Home Cultura La spiritualità “estrema” della beata Chiara

La spiritualità “estrema” della beata Chiara

Il ritorno della beata Chiara. In occasione della tradizionale festa d’inizio d’anno pastorale (30 settembre-2 ottobre 2011) la Parrocchia di Cristo Re ospiterà per tre giorni le reliquie della beata Chiara da Rimini (1260 ca.-1324/1329), che dopo 77 anni d’assenza tornano nella città dove la beata è nata e vissuta e in cui ha fatto germogliare il seme della sua eccezionale spiritualità.
Venerdì 30 settembre alle ore 21 presentazione delle reliquie e della mostra fotografica. Conferenza della dott.ssa Rosita Copioli: ”La beata Chiara da Rimini fra storia e leggenda”.
Sabato 1 ottobre alle ore 21: Concerto della corale Nostra Signora di Fatima. Domenica 2 Ottobre alle ore 10,30 Santa Messa Solenne.
Dalla giovinezza sciagurata e ricca alla conversione, le scelte della beata Chiara da Rimini (1260 ca.-1324/29) non l’hanno fatta passare inosservata.
Il primo dato che colpisce è il suo “estremismo”: non è una donna tiepida, non ha mezze misure, lo dimostra in tutto ciò che fa e Dio, in un certo senso, utilizza il suo stesso, estremo linguaggio, non la conquista a poco a poco, non le prospetta un cammino spirituale graduale, ma la sorprende, la chiama all’improvviso.

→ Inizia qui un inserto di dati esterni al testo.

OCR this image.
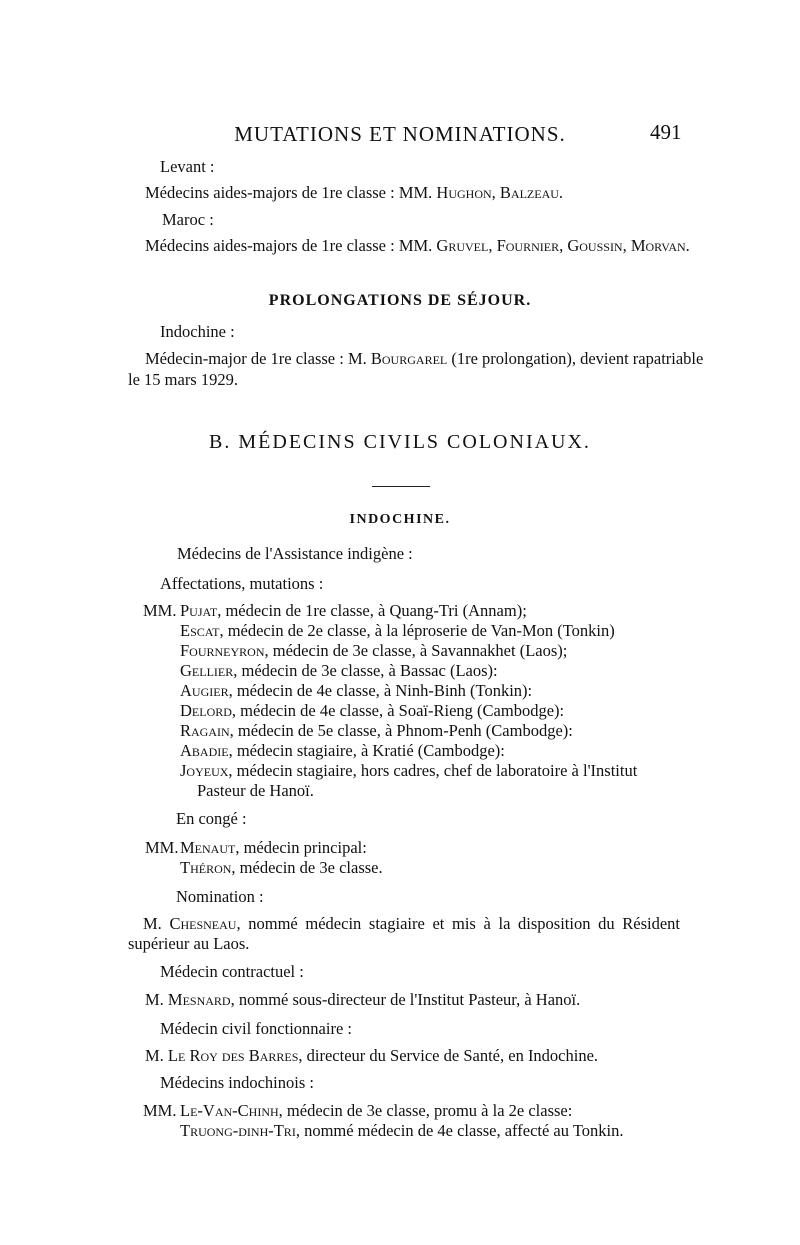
MUTATIONS ET NOMINATIONS.	491
Levant :
Médecins aides-majors de 1re classe : MM. Hughon, Balzeau.
Maroc :
Médecins aides-majors de 1re classe : MM. Gruvel, Fournier, Goussin, Morvan.
PROLONGATIONS DE SÉJOUR.
Indochine :
Médecin-major de 1re classe : M. Bourgarel (1re prolongation), devient rapatriable
le 15 mars 1929.
B. MÉDECINS CIVILS COLONIAUX.
INDOCHINE.
Médecins de l'Assistance indigène :
Affectations, mutations :
MM. Pujat, médecin de 1re classe, à Quang-Tri (Annam);
Escat, médecin de 2e classe, à la léproserie de Van-Mon (Tonkin)
Fourneyron, médecin de 3e classe, à Savannakhet (Laos);
Gellier, médecin de 3e classe, à Bassac (Laos):
Augier, médecin de 4e classe, à Ninh-Binh (Tonkin):
Delord, médecin de 4e classe, à Soaï-Rieng (Cambodge):
Ragain, médecin de 5e classe, à Phnom-Penh (Cambodge):
Abadie, médecin stagiaire, à Kratié (Cambodge):
Joyeux, médecin stagiaire, hors cadres, chef de laboratoire à l'Institut
Pasteur de Hanoï.
En congé :
MM. Menaut, médecin principal:
Théron, médecin de 3e classe.
Nomination :
M. Chesneau, nommé médecin stagiaire et mis à la disposition du Résident
supérieur au Laos.
Médecin contractuel :
M. Mesnard, nommé sous-directeur de l'Institut Pasteur, à Hanoï.
Médecin civil fonctionnaire :
M. Le Roy des Barres, directeur du Service de Santé, en Indochine.
Médecins indochinois :
MM. Le-Van-Chinh, médecin de 3e classe, promu à la 2e classe:
Truong-dinh-Tri, nommé médecin de 4e classe, affecté au Tonkin.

Si innamora, lei che era stata sposata due volte, e vive per quel nuovo amore inatteso che ricambia scegliendo la via più ardua: la penitenza, i digiuni, le notti insonni. La strada che vuole percorrere è quella che il suo nuovo sposo ha già percorso, la Via Crucis.
Un’altra autorevole figura, a cui Chiara è contemporanea negli ultimi anni di vita, sceglie la stessa via per conoscere e amare di più il Signore: è Brigida di Svezia, copatrona d’Europa, protesa al sacrificio di Gesù, al sangue versato e al numero dei colpi ricevuti (5480 secondo la rivelazione che Gesù stesso fa alla nobile svedese). Anche in Chiara emerge la scelta della “quantità”: ogni giorno aumenta il rigore delle penitenze e ad ogni occasione irrigidisce la prova. Certo, è una prospettiva ascetica lontana da noi, eppure semplice: se 365 giorni all’anno il cilicio ferisce la pelle, chi lo porta non corre il rischio di dimenticare la passione di Gesù e compie, senza sforzi immaginativi, i patimenti della croce attraverso la carne, in default.
Ma la croce è un metodo, non un fine, è via alla resurrezione che anche Chiara ricerca e di cui fa esperienza godendo di numerose visioni ed estasi che le permettono di raggiungere una beatitudine che è grazia inimmaginabile per ogni essere umano. Eppure la concezione che ha di sé è zero, sa bene che è Dio che compie tutto: è lui che chiama, risponde, regala, lascia fare; è lui che la unisce ad alcune giovani donne con cui sperimenta una fraternità vocazionale nuova nel panorama cittadino; diventa fondatrice, madre e guida del Monastero degli Angeli, sorto là dove il Signore stesso, in una visione, le ha indicato. Le consorelle cercano di convincerla ad alleggerire il tiro, non riescono ad imitarla, non possono, ma del resto lei non vuole e porta sulle sue spalle anche la loro debolezza, si fa loro serva pur essendo loro superiora.
La vita del monastero non ha, almeno finché la fondatrice è in vita, regole definitive: la regola è lei. Indubbio, però, è il legame con il carisma francescano: è davanti alla chiesa di San Francesco che per due volte viene chiamata; la stessa scelta di povertà che la vede bussare porta a porta per chiedere elemosine che poi interamente devolve ai poveri si rifà al desiderio di Francesco di non possedere nulla; si reca perfino ad Assisi in pellegrinaggio guidando un gruppo di 100 donne. Un legame particolare esiste anche fra Chiara e le sorelle Clarisse per le quali, basti un esempio fra i tanti, va in inverno a cercare legna, non potendolo fare loro per la clausura.
L’attività sociale di Chiara fa parte della sua scelta spirituale: cura e conforta i lebbrosi, paga i debiti dei poveri insolventi incrementando la questua, ma sa anche farsi ascoltare. Chi la incrocia non può non rimanere colpito. I modi gentili che l’avevano distinta quando era una dama della “Rimini-bene” medievale non li ha perduti e ora li mette in campo per avvicinare a Cristo ogni persona.